Both buyers and exhibitors reported a positive mood and good business at UK fabric trade show Textile Forum’s most recent edition, despite Brexit lingering on everyone’s minds.
Most attendees at the two-day event on 10-11 October at London’s One Marylebone came from the UK, although there were some international visitors in attendance from the US, Scandinavia and Africa.
The mood among both exhibitors and buyers was described as optimistic by Laurent Garigue, owner of the eponymous fabric manufacturer.
“We are a resilient bunch, the textile community, forever forward thinking,” he told Drapers. “It was surprisingly upbeat at the show. People were eager and professional, and we took orders.”
Nailya Belkacemi, managing director at high-end garment manufacturer Plus Samples, said a change in clientele at the show this season benefited them: “In the past it used to be mostly bridal boutiques and luxury eveningwear buyers visiting the show, but there were a lot of new designers attending who want ethical manufacturing with a low carbon footprint and recycled materials. It’s great to see people taking a more resourceful approach to fashion.”
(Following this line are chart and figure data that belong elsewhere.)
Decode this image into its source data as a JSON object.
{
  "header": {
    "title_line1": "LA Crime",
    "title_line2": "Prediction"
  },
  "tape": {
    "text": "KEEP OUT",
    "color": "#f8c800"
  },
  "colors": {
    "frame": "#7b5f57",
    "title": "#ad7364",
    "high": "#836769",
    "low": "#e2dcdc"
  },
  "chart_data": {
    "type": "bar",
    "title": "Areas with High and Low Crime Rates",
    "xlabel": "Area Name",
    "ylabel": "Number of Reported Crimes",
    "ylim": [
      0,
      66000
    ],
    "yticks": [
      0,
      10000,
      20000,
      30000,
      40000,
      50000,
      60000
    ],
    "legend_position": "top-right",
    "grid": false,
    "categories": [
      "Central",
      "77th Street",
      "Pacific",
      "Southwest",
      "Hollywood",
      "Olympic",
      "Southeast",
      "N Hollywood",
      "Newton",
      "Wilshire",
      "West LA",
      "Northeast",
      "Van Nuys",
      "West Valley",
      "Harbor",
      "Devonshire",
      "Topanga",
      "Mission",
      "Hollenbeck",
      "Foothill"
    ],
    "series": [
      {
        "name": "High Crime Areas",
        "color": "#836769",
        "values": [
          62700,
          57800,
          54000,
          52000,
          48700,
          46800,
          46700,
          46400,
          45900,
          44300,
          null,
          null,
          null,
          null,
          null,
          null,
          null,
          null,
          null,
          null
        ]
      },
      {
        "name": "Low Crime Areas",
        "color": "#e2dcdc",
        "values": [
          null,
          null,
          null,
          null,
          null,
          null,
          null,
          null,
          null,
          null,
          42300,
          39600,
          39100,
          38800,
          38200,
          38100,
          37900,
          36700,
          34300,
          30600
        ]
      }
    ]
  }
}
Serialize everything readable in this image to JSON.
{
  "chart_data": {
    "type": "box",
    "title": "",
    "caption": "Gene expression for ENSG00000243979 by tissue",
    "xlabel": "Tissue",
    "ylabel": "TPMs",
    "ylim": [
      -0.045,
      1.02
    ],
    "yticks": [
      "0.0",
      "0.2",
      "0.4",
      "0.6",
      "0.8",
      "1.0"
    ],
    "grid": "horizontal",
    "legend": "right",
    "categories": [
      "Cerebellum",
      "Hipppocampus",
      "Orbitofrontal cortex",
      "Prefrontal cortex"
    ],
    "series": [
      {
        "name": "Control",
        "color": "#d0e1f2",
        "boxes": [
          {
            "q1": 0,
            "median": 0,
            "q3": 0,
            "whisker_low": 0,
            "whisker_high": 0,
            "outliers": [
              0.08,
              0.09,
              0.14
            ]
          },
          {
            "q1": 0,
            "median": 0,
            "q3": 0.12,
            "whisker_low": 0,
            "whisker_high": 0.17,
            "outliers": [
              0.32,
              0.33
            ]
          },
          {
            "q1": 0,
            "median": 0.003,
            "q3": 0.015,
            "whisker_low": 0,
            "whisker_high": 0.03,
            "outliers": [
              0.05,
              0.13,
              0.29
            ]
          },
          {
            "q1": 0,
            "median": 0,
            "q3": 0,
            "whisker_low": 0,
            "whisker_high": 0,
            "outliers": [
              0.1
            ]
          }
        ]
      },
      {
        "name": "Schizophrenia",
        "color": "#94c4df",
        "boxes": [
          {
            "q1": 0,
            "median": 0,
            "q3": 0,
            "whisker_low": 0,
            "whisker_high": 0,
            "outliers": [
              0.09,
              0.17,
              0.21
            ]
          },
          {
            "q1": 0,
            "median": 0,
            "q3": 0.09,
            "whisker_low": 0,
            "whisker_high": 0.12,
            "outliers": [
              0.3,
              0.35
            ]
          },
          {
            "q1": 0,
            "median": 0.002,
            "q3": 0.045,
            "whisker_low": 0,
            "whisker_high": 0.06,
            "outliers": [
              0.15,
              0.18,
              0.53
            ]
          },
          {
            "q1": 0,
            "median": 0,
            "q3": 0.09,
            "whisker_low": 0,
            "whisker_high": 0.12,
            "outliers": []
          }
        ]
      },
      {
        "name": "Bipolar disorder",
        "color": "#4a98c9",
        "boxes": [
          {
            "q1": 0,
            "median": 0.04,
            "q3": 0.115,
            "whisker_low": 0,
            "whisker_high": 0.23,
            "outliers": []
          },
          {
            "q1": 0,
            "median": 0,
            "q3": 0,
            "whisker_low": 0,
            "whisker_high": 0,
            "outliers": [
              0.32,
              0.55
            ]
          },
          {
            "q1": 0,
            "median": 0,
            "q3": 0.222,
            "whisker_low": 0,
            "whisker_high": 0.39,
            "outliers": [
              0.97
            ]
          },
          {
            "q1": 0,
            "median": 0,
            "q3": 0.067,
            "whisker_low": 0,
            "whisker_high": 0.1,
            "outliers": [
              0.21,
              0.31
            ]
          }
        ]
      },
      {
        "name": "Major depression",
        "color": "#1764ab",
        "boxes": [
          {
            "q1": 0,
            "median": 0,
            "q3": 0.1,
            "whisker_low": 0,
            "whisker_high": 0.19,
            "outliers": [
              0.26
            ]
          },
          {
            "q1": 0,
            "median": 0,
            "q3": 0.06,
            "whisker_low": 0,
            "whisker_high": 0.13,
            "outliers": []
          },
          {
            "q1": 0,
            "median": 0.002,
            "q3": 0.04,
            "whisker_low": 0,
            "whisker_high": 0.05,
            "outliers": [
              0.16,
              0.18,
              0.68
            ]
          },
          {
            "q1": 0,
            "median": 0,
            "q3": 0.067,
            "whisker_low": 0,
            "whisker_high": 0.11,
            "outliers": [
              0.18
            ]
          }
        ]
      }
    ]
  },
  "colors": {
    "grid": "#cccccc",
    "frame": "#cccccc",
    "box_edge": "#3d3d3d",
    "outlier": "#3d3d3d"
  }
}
Buyers were similarly upbeat about the show.
Paul Bernstock, co-owner of milliner Bernstock Speirs, said: “We were very happy with the show this season. We’ve been going for years and you see a lot of the same exhibitors who are there each season, but we actually found some new things this time around.”
Bridal designer Nicola Harvey-Rowley, who has been attending since the show started in 2002, added: “I bought quite a lot this season. We’re always looking for something new. This season we found some beautiful fabrics from José María Ruiz, a Spanish company. Michael’s Bridal Fabrics, Carrington and Litmans also had great stock. Obviously, the conversation is all about Brexit at the moment. I think we all just want it to be sorted so we can move on with our lives and businesses.”
Julie Greenough, marketing manager for the Yorkshire-based woollen mill AW Hainsworth, said: “Business is definitely a little bit slower because there’s a big question around Brexit. People are taking longer to make decisions. The good thing is that a lot of buyers want to work with British companies, buy British fabrics and be British made.”